The Senkakus have a history of people full of vitality and good will.

 In recent years, many people around the world have become familiar with the name “Senkaku Islands.” But what is still not widely known is the fact that these islands have an interesting history as the home of Japanese people full of vitality and kindness. After the islands were incorporated into Okinawa Prefecture in 1895, they became inhabited with a population that at its peak topped 200 residents, and a variety of economic activities were conducted there with the government’s approval. The principal industry was processing bonito caught in the islands’ waters, turning it into katsuo-bushi , the dried bonito used in making dashi fish stock. This dashi is the key to the delicious taste of many Japanese foods, and the katsuo-bushi from the Senkakus was good enough to win a silver medal in a nationwide competition in Japan.
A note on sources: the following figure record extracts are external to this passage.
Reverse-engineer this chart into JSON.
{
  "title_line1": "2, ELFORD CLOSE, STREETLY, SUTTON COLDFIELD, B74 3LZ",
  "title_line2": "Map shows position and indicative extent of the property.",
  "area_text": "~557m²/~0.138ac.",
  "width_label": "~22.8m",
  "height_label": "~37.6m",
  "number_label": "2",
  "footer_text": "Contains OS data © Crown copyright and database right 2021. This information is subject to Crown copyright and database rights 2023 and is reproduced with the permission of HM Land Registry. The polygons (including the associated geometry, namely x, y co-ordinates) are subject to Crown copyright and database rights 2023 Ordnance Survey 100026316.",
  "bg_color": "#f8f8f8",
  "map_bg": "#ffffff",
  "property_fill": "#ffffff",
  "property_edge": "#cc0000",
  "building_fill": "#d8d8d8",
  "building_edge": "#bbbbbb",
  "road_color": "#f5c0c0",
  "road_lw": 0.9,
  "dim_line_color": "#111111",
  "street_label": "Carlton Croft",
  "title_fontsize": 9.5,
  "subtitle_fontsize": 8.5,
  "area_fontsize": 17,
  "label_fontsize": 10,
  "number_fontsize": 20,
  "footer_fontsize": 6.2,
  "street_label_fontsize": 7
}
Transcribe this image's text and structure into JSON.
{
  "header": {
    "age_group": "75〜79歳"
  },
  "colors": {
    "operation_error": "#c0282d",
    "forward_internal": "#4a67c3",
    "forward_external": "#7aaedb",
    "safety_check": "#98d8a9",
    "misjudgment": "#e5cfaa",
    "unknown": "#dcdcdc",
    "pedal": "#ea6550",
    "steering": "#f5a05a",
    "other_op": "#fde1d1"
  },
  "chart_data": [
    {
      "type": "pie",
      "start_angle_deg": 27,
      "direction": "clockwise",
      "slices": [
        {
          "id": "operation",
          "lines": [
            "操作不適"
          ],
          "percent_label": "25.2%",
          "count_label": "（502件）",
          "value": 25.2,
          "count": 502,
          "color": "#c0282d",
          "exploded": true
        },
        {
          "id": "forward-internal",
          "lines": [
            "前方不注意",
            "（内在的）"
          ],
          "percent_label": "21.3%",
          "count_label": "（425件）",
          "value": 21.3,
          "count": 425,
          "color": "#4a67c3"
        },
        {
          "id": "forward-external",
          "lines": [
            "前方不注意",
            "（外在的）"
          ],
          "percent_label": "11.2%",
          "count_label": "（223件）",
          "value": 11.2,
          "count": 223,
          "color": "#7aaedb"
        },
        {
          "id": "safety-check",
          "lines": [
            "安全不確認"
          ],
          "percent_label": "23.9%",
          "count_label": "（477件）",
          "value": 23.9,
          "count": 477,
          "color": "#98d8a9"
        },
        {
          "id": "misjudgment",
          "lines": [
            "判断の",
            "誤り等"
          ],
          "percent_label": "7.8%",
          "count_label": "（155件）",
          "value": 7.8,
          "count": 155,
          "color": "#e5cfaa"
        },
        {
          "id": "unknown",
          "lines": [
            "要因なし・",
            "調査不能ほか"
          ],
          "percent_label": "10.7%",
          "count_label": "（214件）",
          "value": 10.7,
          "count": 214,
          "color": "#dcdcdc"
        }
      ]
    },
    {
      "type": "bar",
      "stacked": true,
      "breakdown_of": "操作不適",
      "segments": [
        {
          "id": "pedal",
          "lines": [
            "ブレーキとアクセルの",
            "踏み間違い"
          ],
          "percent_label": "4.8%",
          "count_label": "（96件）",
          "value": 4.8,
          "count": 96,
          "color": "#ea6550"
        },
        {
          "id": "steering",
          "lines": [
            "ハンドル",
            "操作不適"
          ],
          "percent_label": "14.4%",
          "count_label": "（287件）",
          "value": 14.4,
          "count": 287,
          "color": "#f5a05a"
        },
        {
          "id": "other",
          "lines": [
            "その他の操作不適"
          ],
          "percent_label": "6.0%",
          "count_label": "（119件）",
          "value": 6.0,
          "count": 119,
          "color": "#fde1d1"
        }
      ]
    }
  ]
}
Also, small stuffed birds from the islands were used to decorate ladies’ hats in the Western world of the day. And albatross feathers from the island were valued as a material for down quilts in Western countries.

 In 1920, after a group of Chinese fishers washed ashore and were rescued in the Senkakus, the consul of the Republic of China in Nagasaki Prefecture sent letters of appreciation to each of the Senkaku residents and other Japanese in Okinawa who were involved in the rescue; the letters explicitly indicate the Senkakus Islands as being part of Okinawa. The Japanese residents of the Senkakus thus played a part in building friendship between Japan and China.

 Eventually the day will come when the Senkaku Islands are known to the people of the world for their true charm.

The Senkaku Islands at a Glance

Life and Industry on the Senkaku Islands at a Glance

Chinese consul’s 1920 letter of appreciation for the rescue of 31 fishermen washed ashore in the “Senkaku Islands, Yaeyama District, Okinawa Prefecture, Empire of Japan.”
(Photo: Yaeyama Museum)

The “Post-WW2 Order” at a Glance

This map from a 1970 Chinese textbook shows the Japan-China boundary passing between Taiwan and the Senkakus and identifies the latter with their Japanese name.

The administrative rights of all of the islands within the area inside the straight lines on the map were returned to Japan in 1972 in accordance with the Okinawa Reversion Agreement. The Senkaku Islands are included in this area.